Sympathizing with the residents while stressing that the village was not at fault, Village President Tom Cauley bemoaned the apparent finger-pointing among the Tollway, its contractor Walsh Construction and subcontractor Archon. He said the time had come for the village to step in.

“We’re working with the Tollway to make good on the residents’ claims,” Cauley said. “There was an issue between the Tollway and the residents, and we were going to let that run its course in hopes that worked out well. Now we’ve concluded it’s not working out well. Now we can get involved.”

Representing the Tollway, Lanyea Griffin, deputy chief of program implementation, called a report cited by residents that seems to place blame with a project subcontractor “hearsay” and said the Tollway has not seen it. She tried to assure residents the agency is committed to resolving the matter but the investigation is ongoing.

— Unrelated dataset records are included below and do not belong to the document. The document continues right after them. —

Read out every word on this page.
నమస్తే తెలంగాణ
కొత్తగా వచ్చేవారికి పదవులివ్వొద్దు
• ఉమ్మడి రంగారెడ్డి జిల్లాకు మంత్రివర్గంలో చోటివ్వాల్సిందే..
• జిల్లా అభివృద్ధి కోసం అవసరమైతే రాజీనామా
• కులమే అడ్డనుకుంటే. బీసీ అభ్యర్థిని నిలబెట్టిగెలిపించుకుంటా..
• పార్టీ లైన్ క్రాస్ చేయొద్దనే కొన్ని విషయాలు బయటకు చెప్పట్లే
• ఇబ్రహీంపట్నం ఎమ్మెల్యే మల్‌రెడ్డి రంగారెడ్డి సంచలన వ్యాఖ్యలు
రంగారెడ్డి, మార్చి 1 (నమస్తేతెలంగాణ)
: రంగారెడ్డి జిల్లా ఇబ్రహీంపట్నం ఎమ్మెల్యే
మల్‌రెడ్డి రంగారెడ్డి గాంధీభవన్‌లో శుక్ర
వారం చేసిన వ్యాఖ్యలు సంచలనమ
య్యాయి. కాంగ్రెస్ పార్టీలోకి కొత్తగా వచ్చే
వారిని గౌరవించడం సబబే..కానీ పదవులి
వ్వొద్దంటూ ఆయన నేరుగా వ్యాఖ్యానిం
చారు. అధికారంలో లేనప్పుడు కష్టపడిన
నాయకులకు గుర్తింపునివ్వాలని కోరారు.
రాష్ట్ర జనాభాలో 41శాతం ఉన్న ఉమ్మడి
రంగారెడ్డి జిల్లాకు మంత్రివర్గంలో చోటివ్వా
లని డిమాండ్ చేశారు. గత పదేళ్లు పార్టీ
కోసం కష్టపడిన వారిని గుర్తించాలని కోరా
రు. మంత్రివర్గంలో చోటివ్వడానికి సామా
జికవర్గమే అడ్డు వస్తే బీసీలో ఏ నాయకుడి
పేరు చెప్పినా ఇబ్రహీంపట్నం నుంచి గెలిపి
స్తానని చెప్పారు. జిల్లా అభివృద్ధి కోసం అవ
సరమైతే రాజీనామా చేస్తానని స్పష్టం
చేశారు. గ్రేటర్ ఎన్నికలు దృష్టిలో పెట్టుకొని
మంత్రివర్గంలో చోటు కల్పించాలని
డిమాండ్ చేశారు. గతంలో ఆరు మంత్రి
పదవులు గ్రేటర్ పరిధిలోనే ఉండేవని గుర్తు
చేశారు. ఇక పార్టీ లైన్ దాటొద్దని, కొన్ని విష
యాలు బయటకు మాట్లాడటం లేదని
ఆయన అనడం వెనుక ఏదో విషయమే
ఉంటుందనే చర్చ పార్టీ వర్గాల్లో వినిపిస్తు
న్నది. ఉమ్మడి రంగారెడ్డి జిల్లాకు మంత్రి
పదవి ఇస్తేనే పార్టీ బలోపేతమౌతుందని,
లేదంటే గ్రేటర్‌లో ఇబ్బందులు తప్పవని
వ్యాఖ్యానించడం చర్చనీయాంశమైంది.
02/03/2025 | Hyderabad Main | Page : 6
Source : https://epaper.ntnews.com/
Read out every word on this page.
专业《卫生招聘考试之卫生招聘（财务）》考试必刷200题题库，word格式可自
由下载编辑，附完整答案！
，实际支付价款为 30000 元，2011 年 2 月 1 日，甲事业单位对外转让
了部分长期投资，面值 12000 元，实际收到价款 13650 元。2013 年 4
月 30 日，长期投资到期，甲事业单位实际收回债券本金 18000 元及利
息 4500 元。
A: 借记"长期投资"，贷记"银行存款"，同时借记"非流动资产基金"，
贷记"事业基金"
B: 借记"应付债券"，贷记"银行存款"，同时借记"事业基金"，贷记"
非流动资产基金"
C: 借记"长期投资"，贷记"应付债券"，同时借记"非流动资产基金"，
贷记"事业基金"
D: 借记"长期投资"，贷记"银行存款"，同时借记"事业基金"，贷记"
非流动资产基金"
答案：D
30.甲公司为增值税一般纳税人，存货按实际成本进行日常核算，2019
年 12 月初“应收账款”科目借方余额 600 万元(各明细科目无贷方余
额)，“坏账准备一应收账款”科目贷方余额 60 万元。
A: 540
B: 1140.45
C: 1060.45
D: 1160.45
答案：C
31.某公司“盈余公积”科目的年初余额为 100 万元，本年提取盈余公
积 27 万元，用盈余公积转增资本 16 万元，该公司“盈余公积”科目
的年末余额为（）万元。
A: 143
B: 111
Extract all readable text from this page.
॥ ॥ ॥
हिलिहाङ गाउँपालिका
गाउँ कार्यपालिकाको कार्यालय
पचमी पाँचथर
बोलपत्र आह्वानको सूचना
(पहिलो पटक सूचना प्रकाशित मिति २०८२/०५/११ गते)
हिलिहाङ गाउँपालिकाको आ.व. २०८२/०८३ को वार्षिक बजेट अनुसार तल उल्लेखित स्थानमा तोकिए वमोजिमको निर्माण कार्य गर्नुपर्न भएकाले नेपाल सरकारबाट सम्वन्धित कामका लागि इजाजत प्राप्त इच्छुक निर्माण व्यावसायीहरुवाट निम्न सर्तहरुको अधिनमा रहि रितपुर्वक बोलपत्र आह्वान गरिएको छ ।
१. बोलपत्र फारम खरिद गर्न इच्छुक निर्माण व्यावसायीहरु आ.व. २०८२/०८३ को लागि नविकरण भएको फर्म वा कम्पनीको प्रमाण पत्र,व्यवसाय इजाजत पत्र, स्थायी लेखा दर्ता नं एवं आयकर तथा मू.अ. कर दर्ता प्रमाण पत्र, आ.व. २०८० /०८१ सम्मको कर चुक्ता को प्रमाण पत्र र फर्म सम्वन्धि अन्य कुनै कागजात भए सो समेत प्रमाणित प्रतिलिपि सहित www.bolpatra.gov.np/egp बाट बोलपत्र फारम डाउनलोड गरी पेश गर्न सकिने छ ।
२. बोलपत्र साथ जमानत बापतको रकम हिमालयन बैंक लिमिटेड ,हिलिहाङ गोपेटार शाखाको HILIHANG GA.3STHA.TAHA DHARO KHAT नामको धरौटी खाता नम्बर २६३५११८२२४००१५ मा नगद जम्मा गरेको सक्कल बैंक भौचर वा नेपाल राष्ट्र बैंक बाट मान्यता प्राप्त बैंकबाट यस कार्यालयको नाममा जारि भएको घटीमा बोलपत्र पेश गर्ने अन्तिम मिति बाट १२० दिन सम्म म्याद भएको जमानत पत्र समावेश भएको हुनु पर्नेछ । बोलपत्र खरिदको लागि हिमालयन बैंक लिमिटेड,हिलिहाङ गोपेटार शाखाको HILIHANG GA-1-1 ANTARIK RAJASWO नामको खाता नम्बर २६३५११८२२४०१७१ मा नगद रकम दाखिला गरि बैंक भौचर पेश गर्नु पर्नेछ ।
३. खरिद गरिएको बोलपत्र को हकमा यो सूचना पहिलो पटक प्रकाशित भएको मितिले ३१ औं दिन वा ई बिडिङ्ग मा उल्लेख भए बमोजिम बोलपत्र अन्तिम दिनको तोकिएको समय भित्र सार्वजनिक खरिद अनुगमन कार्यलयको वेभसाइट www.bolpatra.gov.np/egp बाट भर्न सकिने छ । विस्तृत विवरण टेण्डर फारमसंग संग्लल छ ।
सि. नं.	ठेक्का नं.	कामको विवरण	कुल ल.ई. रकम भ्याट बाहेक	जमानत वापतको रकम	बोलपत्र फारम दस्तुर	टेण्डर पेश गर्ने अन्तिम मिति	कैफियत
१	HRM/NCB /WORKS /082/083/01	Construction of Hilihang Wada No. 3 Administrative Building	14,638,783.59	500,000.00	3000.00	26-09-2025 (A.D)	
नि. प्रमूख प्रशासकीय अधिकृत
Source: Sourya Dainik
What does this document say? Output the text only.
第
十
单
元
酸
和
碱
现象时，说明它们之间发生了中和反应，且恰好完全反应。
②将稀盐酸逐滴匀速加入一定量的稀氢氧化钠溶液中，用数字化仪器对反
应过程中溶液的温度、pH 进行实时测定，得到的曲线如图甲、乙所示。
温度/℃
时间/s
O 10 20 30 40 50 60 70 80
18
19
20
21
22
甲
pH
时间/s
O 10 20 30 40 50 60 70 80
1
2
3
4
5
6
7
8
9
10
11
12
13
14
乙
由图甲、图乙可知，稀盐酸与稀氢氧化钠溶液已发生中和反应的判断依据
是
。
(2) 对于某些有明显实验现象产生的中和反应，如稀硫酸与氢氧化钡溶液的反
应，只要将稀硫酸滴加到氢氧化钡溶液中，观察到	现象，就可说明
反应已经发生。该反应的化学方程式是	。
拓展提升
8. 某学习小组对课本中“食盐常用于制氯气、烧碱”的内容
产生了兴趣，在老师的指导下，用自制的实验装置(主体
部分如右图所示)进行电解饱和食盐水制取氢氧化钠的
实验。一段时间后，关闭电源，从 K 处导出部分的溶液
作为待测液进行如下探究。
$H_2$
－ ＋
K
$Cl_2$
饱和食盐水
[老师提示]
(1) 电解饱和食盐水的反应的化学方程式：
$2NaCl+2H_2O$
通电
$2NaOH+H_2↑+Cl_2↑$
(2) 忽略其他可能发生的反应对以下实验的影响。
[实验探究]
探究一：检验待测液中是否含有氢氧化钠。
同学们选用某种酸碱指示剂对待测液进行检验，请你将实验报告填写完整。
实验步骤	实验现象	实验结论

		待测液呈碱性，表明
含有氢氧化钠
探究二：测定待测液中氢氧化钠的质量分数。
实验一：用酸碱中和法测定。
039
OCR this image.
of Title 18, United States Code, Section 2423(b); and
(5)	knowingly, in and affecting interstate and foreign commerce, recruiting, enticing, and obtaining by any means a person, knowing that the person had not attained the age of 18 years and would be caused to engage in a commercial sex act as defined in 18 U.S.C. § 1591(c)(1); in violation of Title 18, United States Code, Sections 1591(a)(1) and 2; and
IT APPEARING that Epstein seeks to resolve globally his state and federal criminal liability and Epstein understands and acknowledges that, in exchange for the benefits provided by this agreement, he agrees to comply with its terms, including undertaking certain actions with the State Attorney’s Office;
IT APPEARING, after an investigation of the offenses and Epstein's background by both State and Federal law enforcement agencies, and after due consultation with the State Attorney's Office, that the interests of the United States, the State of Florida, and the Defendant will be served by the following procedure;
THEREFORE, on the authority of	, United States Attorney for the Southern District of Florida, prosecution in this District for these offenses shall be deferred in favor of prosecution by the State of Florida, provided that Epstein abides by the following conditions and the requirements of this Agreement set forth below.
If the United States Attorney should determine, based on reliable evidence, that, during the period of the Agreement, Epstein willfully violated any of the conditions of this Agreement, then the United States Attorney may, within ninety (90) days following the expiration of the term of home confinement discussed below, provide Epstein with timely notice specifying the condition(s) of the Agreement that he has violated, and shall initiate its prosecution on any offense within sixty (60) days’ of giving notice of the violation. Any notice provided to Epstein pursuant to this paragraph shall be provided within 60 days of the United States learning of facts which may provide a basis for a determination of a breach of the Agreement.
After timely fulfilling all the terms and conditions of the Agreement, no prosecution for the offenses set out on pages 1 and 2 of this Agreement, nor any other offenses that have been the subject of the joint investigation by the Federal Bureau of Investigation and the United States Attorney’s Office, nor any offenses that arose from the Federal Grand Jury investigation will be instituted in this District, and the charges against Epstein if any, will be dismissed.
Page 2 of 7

“There just is no final determination yet,” Griffin said, adding that she has been having daily conversations with Tollway Executive Director José Alvarez about the matter. “I am reaching out to Walsh and Archon to make sure we get the report, and then we’re continuing to investigate and to make sure that we’re getting it resolved as quickly as possible.”

She also expressed sympathy for the residents’ ordeal.

“Ninety days is not fair, it is not right and we want to see it resolved just as quickly as you do,” Griffin said.

Cauley asked if the Tollway could advance payouts to the flood victims and then recover the money from the liable party once the investigation concludes. Griffin said she was not authorized to make that decision.

Cauley said the village would send a letter to Alvarez and offered to go with residents to the agency’s next board meeting Thursday, Oct. 21, to voice their grievances.